A Western Digital spokesperson told Computer Business Review: “Delivering high-quality, highly reliable storage solutions is our number one priority.
“Western Digital discovered a firmware issue in a specific line of older, end-of-life SanDisk SAS SSDs, and pre-emptively contacted and began collaborating with our OEM partners to quickly provide a solution for their customers. A firmware fix for this issue is available for use by customers. As part of our policy, we cannot comment any further. Any questions about OEM products should be directed to the OEM. Thank you.”
SanDisk SSD Bug: Dell Told Customers in February
Dell meanwhile notified its customers in February, emailing them to say that it had “identified a potentially critical issue where certain solid state drives may experience failure and potential data loss due to an issue with the drives’ firmware, the drives may fail after approximately 40,000 hours of usage.”
SanDisk drives ranging from 200GB to 1.6TB are understood to be affected.

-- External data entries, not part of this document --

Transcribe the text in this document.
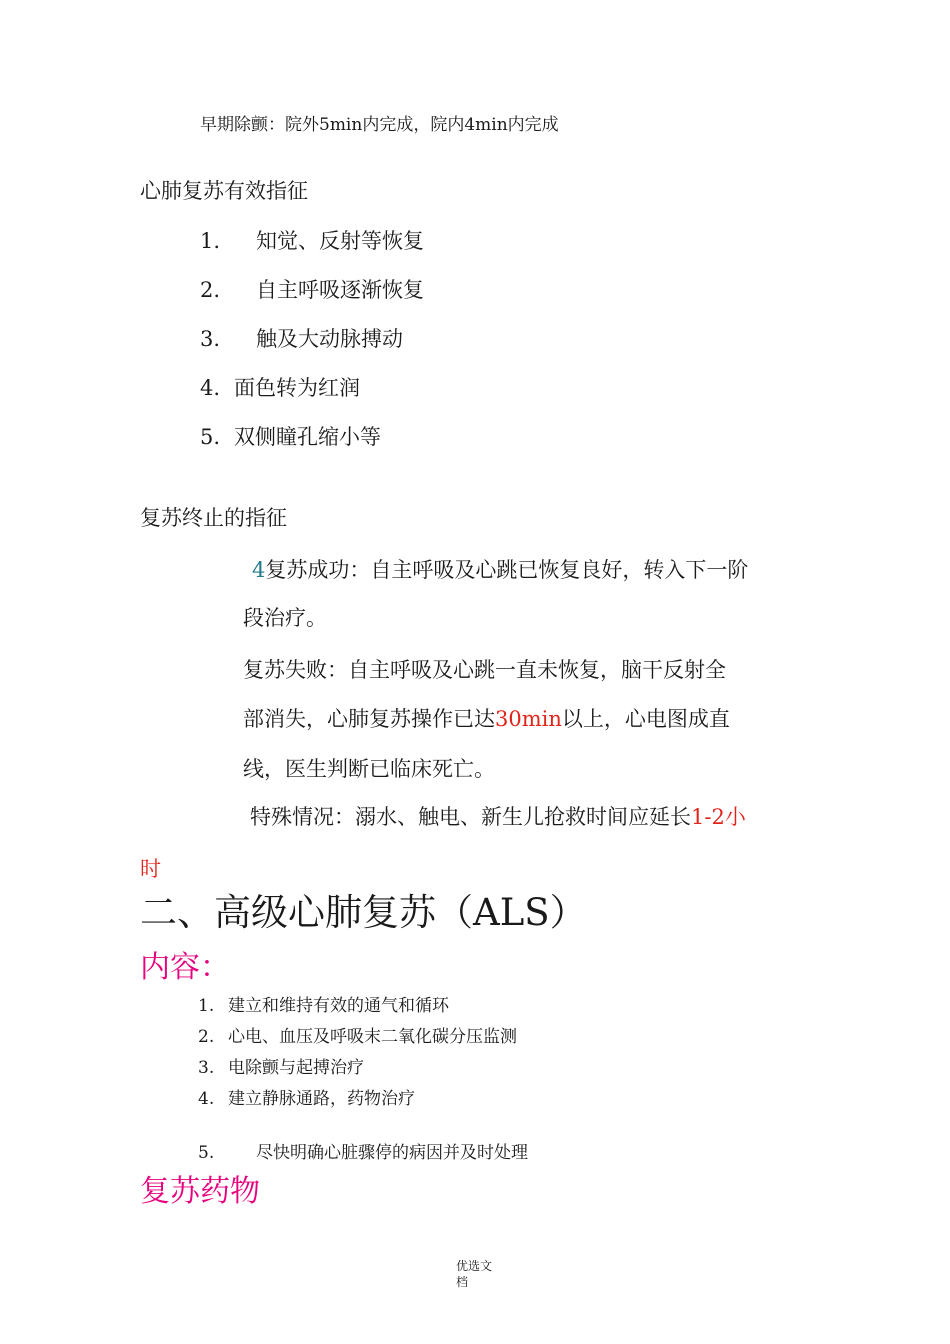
早期除颤：院外5min内完成，院内4min内完成
心肺复苏有效指征
1. 知觉、反射等恢复
2. 自主呼吸逐渐恢复
3. 触及大动脉搏动
4. 面色转为红润
5. 双侧瞳孔缩小等
复苏终止的指征
4复苏成功：自主呼吸及心跳已恢复良好，转入下一阶
段治疗。
复苏失败：自主呼吸及心跳一直未恢复，脑干反射全
部消失，心肺复苏操作已达30min以上，心电图成直
线，医生判断已临床死亡。
特殊情况：溺水、触电、新生儿抢救时间应延长1-2小
时
二、高级心肺复苏（ALS）
内容：
1. 建立和维持有效的通气和循环
2. 心电、血压及呼吸末二氧化碳分压监测
3. 电除颤与起搏治疗
4. 建立静脉通路，药物治疗
5. 尽快明确心脏骤停的病因并及时处理
复苏药物
优选文
档
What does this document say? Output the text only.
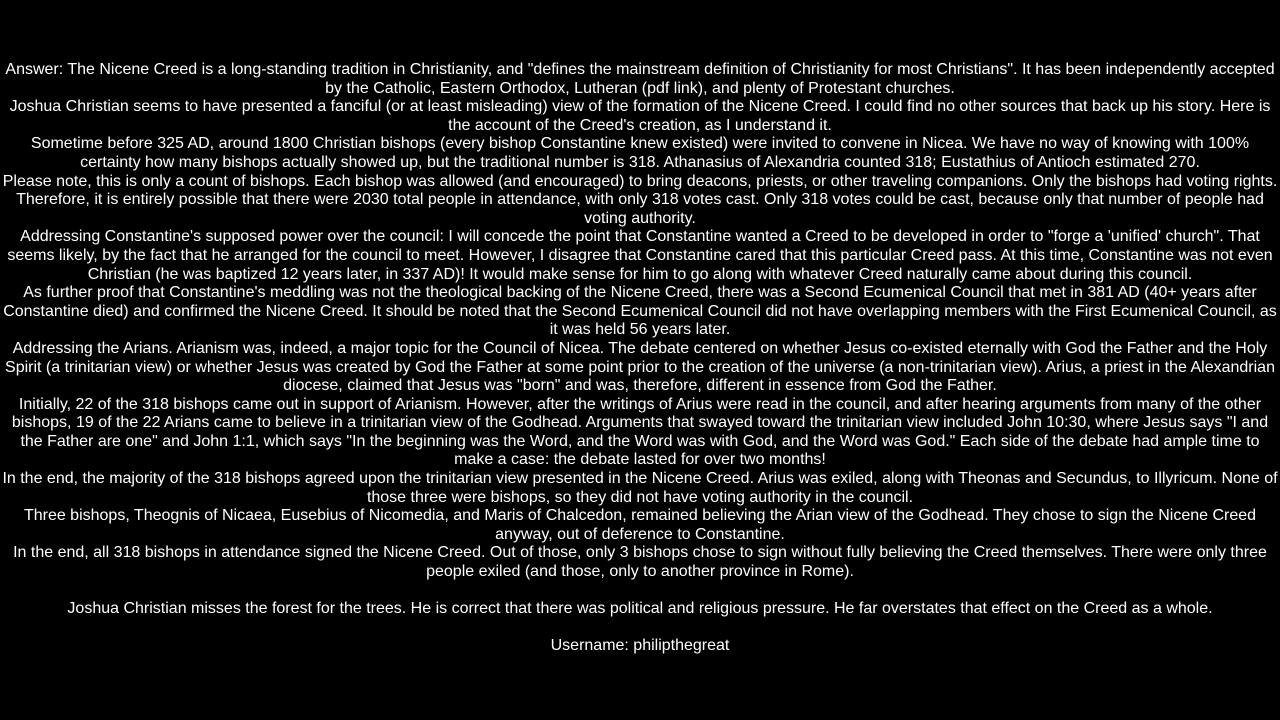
Answer: The Nicene Creed is a long-standing tradition in Christianity, and "defines the mainstream definition of Christianity for most Christians". It has been independently accepted by the Catholic, Eastern Orthodox, Lutheran (pdf link), and plenty of Protestant churches.

Joshua Christian seems to have presented a fanciful (or at least misleading) view of the formation of the Nicene Creed. I could find no other sources that back up his story. Here is the account of the Creed's creation, as I understand it.

Sometime before 325 AD, around 1800 Christian bishops (every bishop Constantine knew existed) were invited to convene in Nicea. We have no way of knowing with 100% certainty how many bishops actually showed up, but the traditional number is 318. Athanasius of Alexandria counted 318; Eustathius of Antioch estimated 270.

Please note, this is only a count of bishops. Each bishop was allowed (and encouraged) to bring deacons, priests, or other traveling companions. Only the bishops had voting rights. Therefore, it is entirely possible that there were 2030 total people in attendance, with only 318 votes cast. Only 318 votes could be cast, because only that number of people had voting authority.

Addressing Constantine's supposed power over the council: I will concede the point that Constantine wanted a Creed to be developed in order to "forge a 'unified' church". That seems likely, by the fact that he arranged for the council to meet. However, I disagree that Constantine cared that this particular Creed pass. At this time, Constantine was not even Christian (he was baptized 12 years later, in 337 AD)! It would make sense for him to go along with whatever Creed naturally came about during this council.

As further proof that Constantine's meddling was not the theological backing of the Nicene Creed, there was a Second Ecumenical Council that met in 381 AD (40+ years after Constantine died) and confirmed the Nicene Creed. It should be noted that the Second Ecumenical Council did not have overlapping members with the First Ecumenical Council, as it was held 56 years later.

Addressing the Arians. Arianism was, indeed, a major topic for the Council of Nicea. The debate centered on whether Jesus co-existed eternally with God the Father and the Holy Spirit (a trinitarian view) or whether Jesus was created by God the Father at some point prior to the creation of the universe (a non-trinitarian view). Arius, a priest in the Alexandrian diocese, claimed that Jesus was "born" and was, therefore, different in essence from God the Father.

Initially, 22 of the 318 bishops came out in support of Arianism. However, after the writings of Arius were read in the council, and after hearing arguments from many of the other bishops, 19 of the 22 Arians came to believe in a trinitarian view of the Godhead. Arguments that swayed toward the trinitarian view included John 10:30, where Jesus says "I and the Father are one" and John 1:1, which says "In the beginning was the Word, and the Word was with God, and the Word was God." Each side of the debate had ample time to make a case: the debate lasted for over two months!

In the end, the majority of the 318 bishops agreed upon the trinitarian view presented in the Nicene Creed. Arius was exiled, along with Theonas and Secundus, to Illyricum. None of those three were bishops, so they did not have voting authority in the council.

Three bishops, Theognis of Nicaea, Eusebius of Nicomedia, and Maris of Chalcedon, remained believing the Arian view of the Godhead. They chose to sign the Nicene Creed anyway, out of deference to Constantine.

In the end, all 318 bishops in attendance signed the Nicene Creed. Out of those, only 3 bishops chose to sign without fully believing the Creed themselves. There were only three people exiled (and those, only to another province in Rome).

Joshua Christian misses the forest for the trees. He is correct that there was political and religious pressure. He far overstates that effect on the Creed as a whole.

Username: philipthegreat
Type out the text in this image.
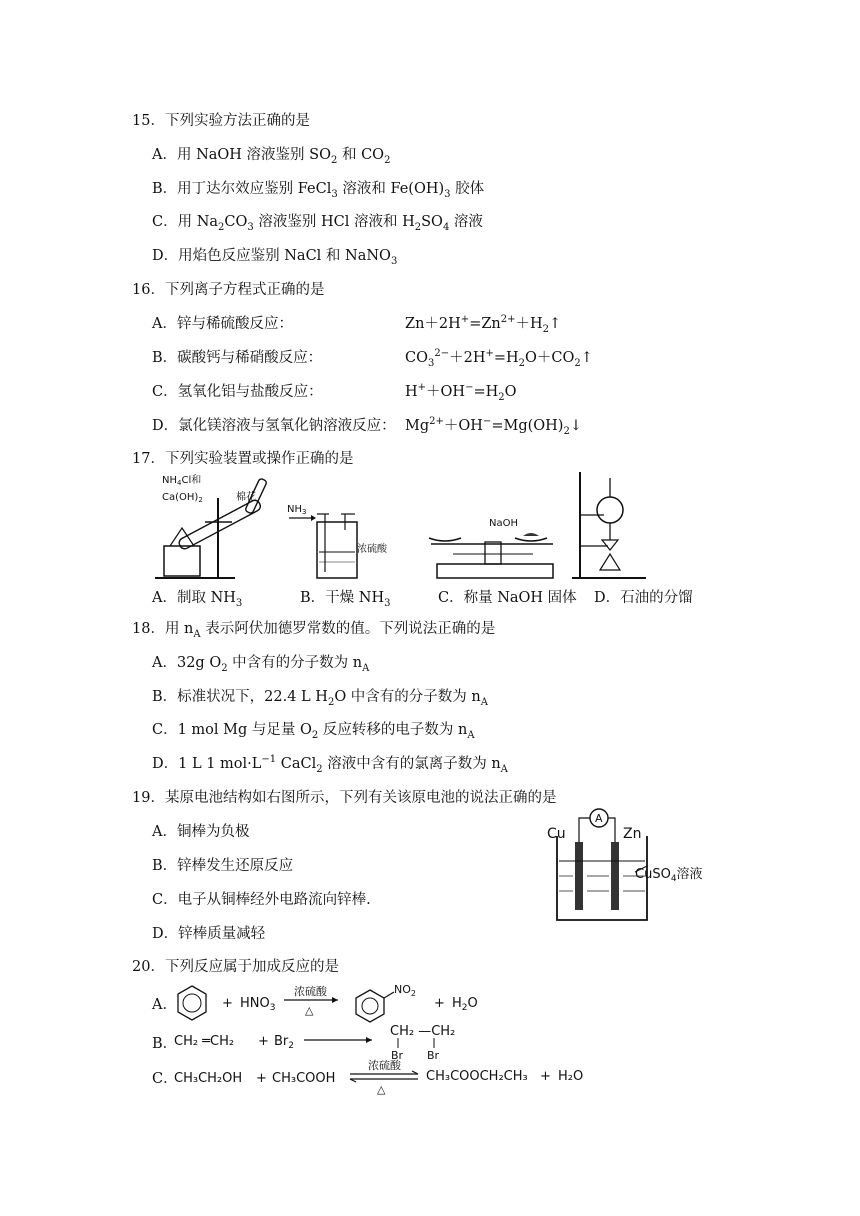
15．下列实验方法正确的是
A．用 NaOH 溶液鉴别 $SO_2$ 和 $CO_2$
B．用丁达尔效应鉴别 FeCl$_3$ 溶液和 $Fe(OH)_3$ 胶体
C．用 $Na_2CO_3$ 溶液鉴别 HCl 溶液和 $H_2SO_4$ 溶液
D．用焰色反应鉴别 NaCl 和 NaNO$_3$
16．下列离子方程式正确的是
A．锌与稀硫酸反应：	$Zn+2H^+=Zn^{2+}+H_2↑$
B．碳酸钙与稀硝酸反应：	$CO_3^{2-}+2H^+=H_2O+CO_2↑$
C．氢氧化铝与盐酸反应：	$H^++OH^-=H_2O$
D．氯化镁溶液与氢氧化钠溶液反应： $Mg^{2+}+OH^-=Mg(OH)_2↓$
17．下列实验装置或操作正确的是
$NH_4Cl$和
$Ca(OH)_2$	棉花
A．制取 $NH_3$
$NH_3$
浓硫酸
B．干燥 $NH_3$
NaOH
C．称量 NaOH 固体 D．石油的分馏
18．用 $n_A$ 表示阿伏加德罗常数的值。下列说法正确的是
A．32g $O_2$ 中含有的分子数为 $n_A$
B．标准状况下，22.4 L $H_2O$ 中含有的分子数为 $n_A$
C．1 mol Mg 与足量 $O_2$ 反应转移的电子数为 $n_A$
D．1 L 1 $mol\cdot L^{-1}$ CaCl$_2$ 溶液中含有的氯离子数为 $n_A$
19．某原电池结构如右图所示，下列有关该原电池的说法正确的是
A．铜棒为负极
B．锌棒发生还原反应
C．电子从铜棒经外电路流向锌棒.
D．锌棒质量减轻
A
Cu	Zn
CuSO$_4$溶液
20．下列反应属于加成反应的是
A．	+ $HNO_3$
浓硫酸
△
$NO_2$
+ $H_2O$
B．
CH₂ ═CH₂ + $Br_2$
CH₂ —CH₂
Br Br
C．
CH₃CH₂OH + CH₃COOH
浓硫酸
△
CH₃COOCH₂CH₃ + H₂O
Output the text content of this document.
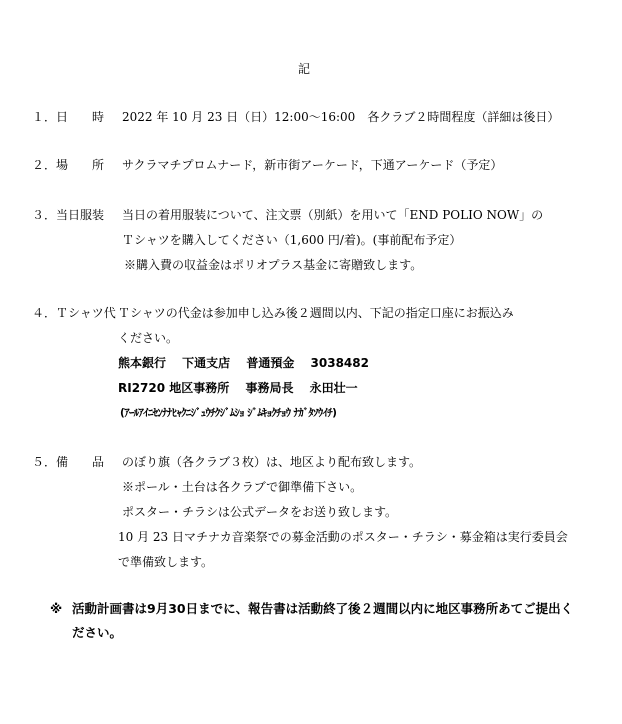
記
１．日　　時 2022 年 10 月 23 日（日）12:00～16:00　各クラブ２時間程度（詳細は後日）
２．場　　所 サクラマチプロムナード，新市街アーケード，下通アーケード（予定）
３．当日服装 当日の着用服装について、注文票（別紙）を用いて「END POLIO NOW」の
Ｔシャツを購入してください（1,600 円/着)。(事前配布予定）
※購入費の収益金はポリオプラス基金に寄贈致します。
４．Ｔシャツ代 Ｔシャツの代金は参加申し込み後２週間以内、下記の指定口座にお振込み
ください。
熊本銀行　 下通支店　 普通預金　 3038482
RI2720 地区事務所　 事務局長　 永田壮一
(ｱｰﾙｱｲﾆｾﾝﾅﾅﾋｬｸﾆｼﾞｭｳﾁｸｼﾞﾑｼｮ ｼﾞﾑｷｮｸﾁｮｳ ﾅｶﾞﾀｿｳｲﾁ)
５．備　　品 のぼり旗（各クラブ３枚）は、地区より配布致します。
※ポール・土台は各クラブで御準備下さい。
ポスター・チラシは公式データをお送り致します。
10 月 23 日マチナカ音楽祭での募金活動のポスター・チラシ・募金箱は実行委員会
で準備致します。
※ 活動計画書は9月30日までに、報告書は活動終了後２週間以内に地区事務所あてご提出く
ださい。
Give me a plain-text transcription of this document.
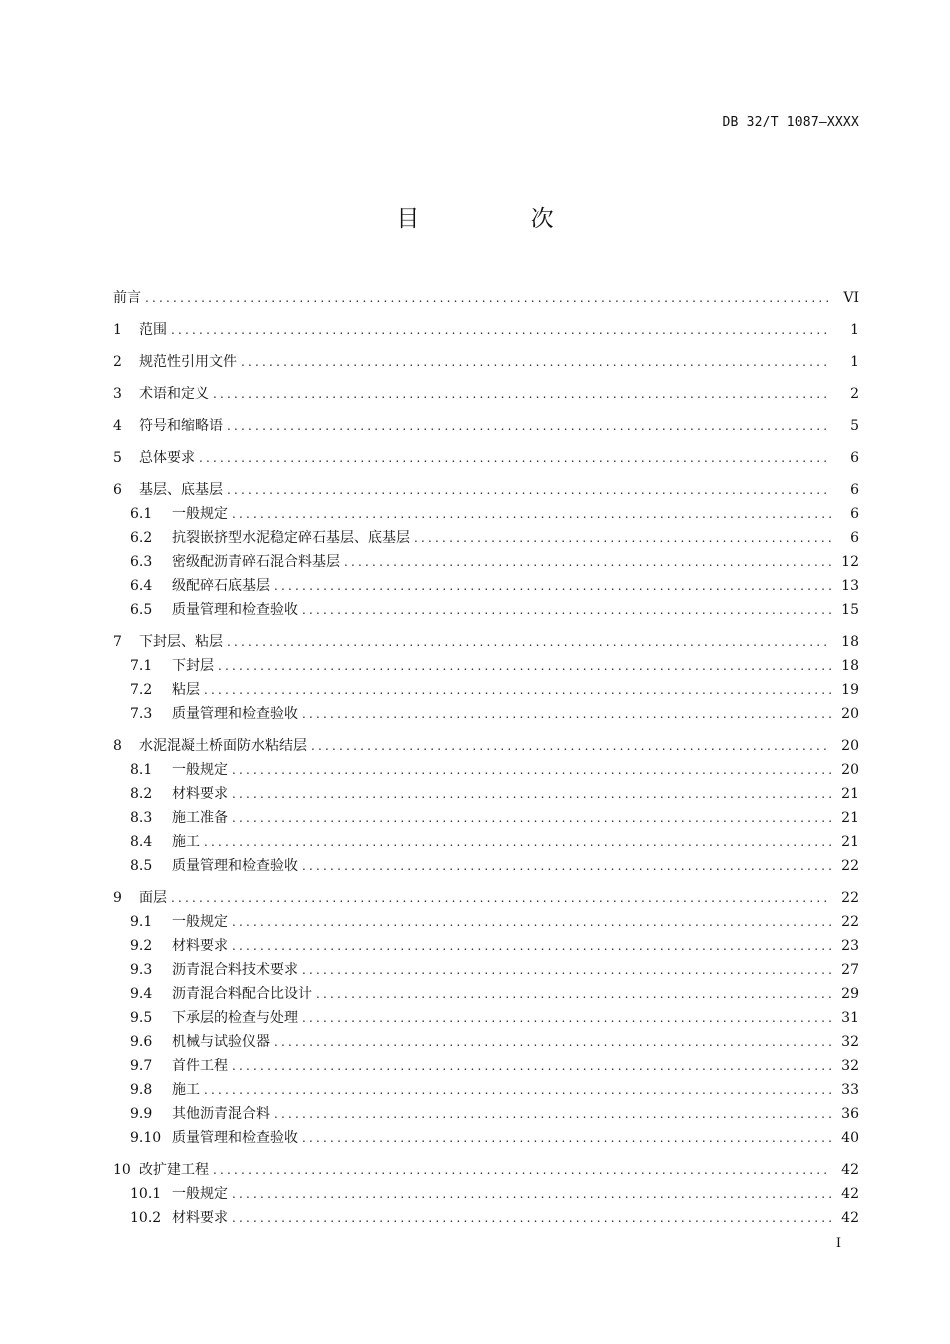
DB 32/T 1087—XXXX
目 次
前言 .....	VI
1	范围 .....	1
2	规范性引用文件 .....	1
3	术语和定义 .....	2
4	符号和缩略语 .....	5
5	总体要求 .....	6
6	基层、底基层 .....	6
6.1	一般规定 .....	6
6.2	抗裂嵌挤型水泥稳定碎石基层、底基层 .....	6
6.3	密级配沥青碎石混合料基层 .....	12
6.4	级配碎石底基层 .....	13
6.5	质量管理和检查验收 .....	15
7	下封层、粘层 .....	18
7.1	下封层 .....	18
7.2	粘层 .....	19
7.3	质量管理和检查验收 .....	20
8	水泥混凝土桥面防水粘结层 .....	20
8.1	一般规定 .....	20
8.2	材料要求 .....	21
8.3	施工准备 .....	21
8.4	施工 .....	21
8.5	质量管理和检查验收 .....	22
9	面层 .....	22
9.1	一般规定 .....	22
9.2	材料要求 .....	23
9.3	沥青混合料技术要求 .....	27
9.4	沥青混合料配合比设计 .....	29
9.5	下承层的检查与处理 .....	31
9.6	机械与试验仪器 .....	32
9.7	首件工程 .....	32
9.8	施工 .....	33
9.9	其他沥青混合料 .....	36
9.10 质量管理和检查验收 .....	40
10 改扩建工程 .....	42
10.1 一般规定 .....	42
10.2 材料要求 .....	42
I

These can be found in a sprawling array of Dell and HPE servers: both companies have furnished users with a full list of impacted products.
HPE has made Linux, VMware, and Windows scripts available which perform an SSD drive firmware check for the 40,000 power-on-hours failure issue, as has Dell, which pointed the finger at SanDisk model numbers LT0200MO, LT0400MO, LT0800MO, LT1600MO, LT0200WM, LT0400WM, LT0800WM, LT0800RO and LT1600RO.
Attentive systems administrators should have little trouble identifying the servers affecting and patching them in a hopefully bug-free manner, but the issue is frustrating for major OEMs like Dell and HPE; which face having to identify and notify all impacted customers — and which will no doubt take the brunt of any criticism.